LYNCH: But Peg, a former journalist turned self-styled echo-adventurer, is doing something else here – combining the old with the very new.
PEG: Apart from the rubbish there’s some really cutting edge technology. So this unit over here is the charge controller for the solar panels on the roof. We’ve got six solar panels, that’s 500 watts, which is actually a massive amount and that powers that fridge and everything else I need for my sort of day-to-day life. And I’ve kind of wired up to it like the flux capacitor from Back to The Future.
LYNCH: Peg is doing all he can to avoid using any fossil fuels. He’ll cook with a wood gas stove, shower with solar heated water, and use low-energy light bulbs.
PEG: But this is the kind of piece de resistance at the back here … .
LYNCH: That’s a huge plastic drum in the back of the bus. It holds 1200 liters of used cooking oil and it’s supposed to last about 5000 miles.
[SOUND CLIP OF STARTING ENGINE]
PEG: That doesn’t so good. There we go. Nice little puff of white smoke coming out there. It’s good healthy stuff.
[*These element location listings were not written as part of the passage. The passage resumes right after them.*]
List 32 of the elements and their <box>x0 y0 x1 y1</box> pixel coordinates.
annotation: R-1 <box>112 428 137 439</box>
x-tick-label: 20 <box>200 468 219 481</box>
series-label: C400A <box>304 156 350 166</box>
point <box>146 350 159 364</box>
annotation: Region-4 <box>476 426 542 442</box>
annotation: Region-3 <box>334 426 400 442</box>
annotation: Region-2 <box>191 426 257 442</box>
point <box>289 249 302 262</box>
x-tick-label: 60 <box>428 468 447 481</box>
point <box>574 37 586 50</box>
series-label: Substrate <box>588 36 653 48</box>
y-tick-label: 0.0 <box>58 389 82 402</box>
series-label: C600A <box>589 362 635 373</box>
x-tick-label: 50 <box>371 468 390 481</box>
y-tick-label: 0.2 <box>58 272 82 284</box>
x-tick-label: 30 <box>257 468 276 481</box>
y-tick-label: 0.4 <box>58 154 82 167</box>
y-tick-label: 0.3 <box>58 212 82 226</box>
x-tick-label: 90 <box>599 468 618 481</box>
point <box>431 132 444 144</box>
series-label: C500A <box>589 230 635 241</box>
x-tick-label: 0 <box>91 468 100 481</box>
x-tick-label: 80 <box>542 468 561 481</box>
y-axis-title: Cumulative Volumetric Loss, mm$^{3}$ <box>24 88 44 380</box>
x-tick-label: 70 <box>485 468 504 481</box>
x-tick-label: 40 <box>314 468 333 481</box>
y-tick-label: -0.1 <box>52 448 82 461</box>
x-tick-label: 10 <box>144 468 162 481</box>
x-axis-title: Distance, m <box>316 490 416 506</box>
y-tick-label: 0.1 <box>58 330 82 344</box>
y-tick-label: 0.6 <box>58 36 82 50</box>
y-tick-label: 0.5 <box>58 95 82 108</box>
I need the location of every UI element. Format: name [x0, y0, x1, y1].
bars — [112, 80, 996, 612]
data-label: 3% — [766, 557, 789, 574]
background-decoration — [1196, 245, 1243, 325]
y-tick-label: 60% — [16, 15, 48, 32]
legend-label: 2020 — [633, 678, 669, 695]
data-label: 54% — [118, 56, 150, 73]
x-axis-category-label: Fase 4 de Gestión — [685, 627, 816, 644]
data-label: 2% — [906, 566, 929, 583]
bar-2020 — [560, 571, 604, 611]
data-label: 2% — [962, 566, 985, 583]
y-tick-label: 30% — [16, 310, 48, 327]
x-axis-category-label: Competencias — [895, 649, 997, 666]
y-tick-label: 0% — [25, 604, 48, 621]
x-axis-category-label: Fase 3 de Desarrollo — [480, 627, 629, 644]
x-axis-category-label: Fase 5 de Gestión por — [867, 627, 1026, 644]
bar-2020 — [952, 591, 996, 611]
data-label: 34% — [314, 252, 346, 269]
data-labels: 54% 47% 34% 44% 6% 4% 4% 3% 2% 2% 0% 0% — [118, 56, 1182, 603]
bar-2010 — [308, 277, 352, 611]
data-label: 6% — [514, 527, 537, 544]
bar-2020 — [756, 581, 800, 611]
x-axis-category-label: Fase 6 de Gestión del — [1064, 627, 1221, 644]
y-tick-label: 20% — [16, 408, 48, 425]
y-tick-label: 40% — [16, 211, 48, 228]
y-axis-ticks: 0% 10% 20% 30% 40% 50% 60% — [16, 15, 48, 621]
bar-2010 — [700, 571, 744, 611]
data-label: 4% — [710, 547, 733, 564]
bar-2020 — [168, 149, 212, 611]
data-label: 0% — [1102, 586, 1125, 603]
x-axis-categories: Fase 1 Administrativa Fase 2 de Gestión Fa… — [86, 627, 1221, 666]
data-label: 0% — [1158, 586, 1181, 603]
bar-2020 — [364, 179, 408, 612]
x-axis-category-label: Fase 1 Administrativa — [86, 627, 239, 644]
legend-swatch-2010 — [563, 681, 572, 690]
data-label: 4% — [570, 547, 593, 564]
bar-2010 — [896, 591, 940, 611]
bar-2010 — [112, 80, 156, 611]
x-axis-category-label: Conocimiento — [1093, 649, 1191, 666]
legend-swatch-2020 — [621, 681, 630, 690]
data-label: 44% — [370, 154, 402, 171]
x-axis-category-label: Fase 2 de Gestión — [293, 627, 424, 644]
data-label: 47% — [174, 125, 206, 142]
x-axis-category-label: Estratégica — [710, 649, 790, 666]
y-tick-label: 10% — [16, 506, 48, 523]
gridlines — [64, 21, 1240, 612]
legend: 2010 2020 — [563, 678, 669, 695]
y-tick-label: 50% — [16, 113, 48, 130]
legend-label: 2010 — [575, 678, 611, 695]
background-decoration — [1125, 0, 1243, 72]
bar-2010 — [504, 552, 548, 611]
It’s all vegetables.
LYNCH: Peg’s plan is to top up the tank throughout his travels wherever and whenever someone wants to contribute their used oil. But incase he runs out he’s got a high-tech backup fuel system – a hydrogen gas generator power by the solar cells on the roof. His goal is to complete his global journey without emitting more than two tons of carbon dioxide. That’s about a fifth of what the average British person emits each year but it’s the target some experts say everyone will have to meet by 2050 to avoid the worst effects of climate change. Peg thinks his bus combining low and high tech will at least serve as inspiration.
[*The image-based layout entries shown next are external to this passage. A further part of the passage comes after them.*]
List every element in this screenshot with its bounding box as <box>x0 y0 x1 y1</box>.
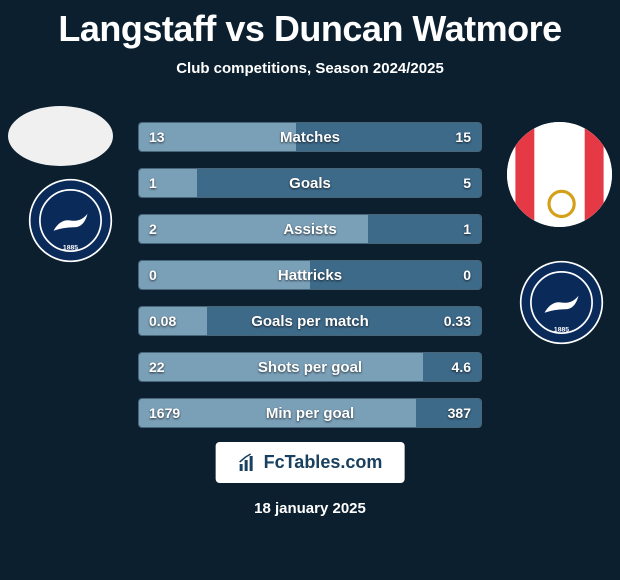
stat-row: 1679387Min per goal <box>138 398 482 428</box>
stat-row: 15Goals <box>138 168 482 198</box>
footer-brand-text: FcTables.com <box>264 452 383 473</box>
page-subtitle: Club competitions, Season 2024/2025 <box>0 60 620 77</box>
player-left-photo <box>8 106 113 166</box>
stat-label: Hattricks <box>139 261 481 289</box>
page-title: Langstaff vs Duncan Watmore <box>0 0 620 50</box>
stat-row: 224.6Shots per goal <box>138 352 482 382</box>
club-right-crest: 1885 <box>519 260 604 345</box>
footer-brand-badge: FcTables.com <box>216 442 405 483</box>
player-right-photo <box>507 122 612 227</box>
chart-icon <box>238 453 258 473</box>
club-left-crest: 1885 <box>28 178 113 263</box>
stat-label: Matches <box>139 123 481 151</box>
stat-label: Shots per goal <box>139 353 481 381</box>
stat-label: Goals <box>139 169 481 197</box>
stat-row: 0.080.33Goals per match <box>138 306 482 336</box>
stat-bars: 1315Matches 15Goals 21Assists 00Hattricks 0.… <box>138 122 482 444</box>
svg-text:1885: 1885 <box>63 244 78 251</box>
stat-label: Min per goal <box>139 399 481 427</box>
stat-row: 21Assists <box>138 214 482 244</box>
svg-text:1885: 1885 <box>554 326 569 333</box>
stat-row: 1315Matches <box>138 122 482 152</box>
stat-label: Goals per match <box>139 307 481 335</box>
stat-label: Assists <box>139 215 481 243</box>
footer-date: 18 january 2025 <box>0 500 620 517</box>
stat-row: 00Hattricks <box>138 260 482 290</box>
PEG: Whenever there’s a green solution it’s very easy to knock it down – say well that will never work to solve all the problems. And I think any one solution will work to solve all the problems. And it’s really a showcase if you like for the fact that there is no one simple answer to our energy problems and our energy needs but actually lots of little solutions. Hopefully if we put them all together they can have a pretty significant impact.
LYNCH: Peg is already getting e-mails from as far away as China supporting his expedition. Though he is not certain he’ll be allowed to enter the country. He does have a Visa for Iran where he believes he’ll be warmly welcomed. For all of his work and enthusiasm though, Peg is a realist.
PEG: I’ve got no idea whether this will work. I’m a little bit skeptical as to whether I will be able to do it but you know I’m willing to give it my best shot and see if there is this kind of infrastructure of waste around the world that facilitates fuel being made from waste.
LYNCH: People walking by sometimes stop and stare at his bus now painted with images of the world. Andy Peg hopes to attract the same kind of attention on his travels to spread the gospel of echo-efficiency and maybe even learn something new from the people he encounters along the way. His expedition starts off from London on Saturday. For The World I’m Laura Lynch in London.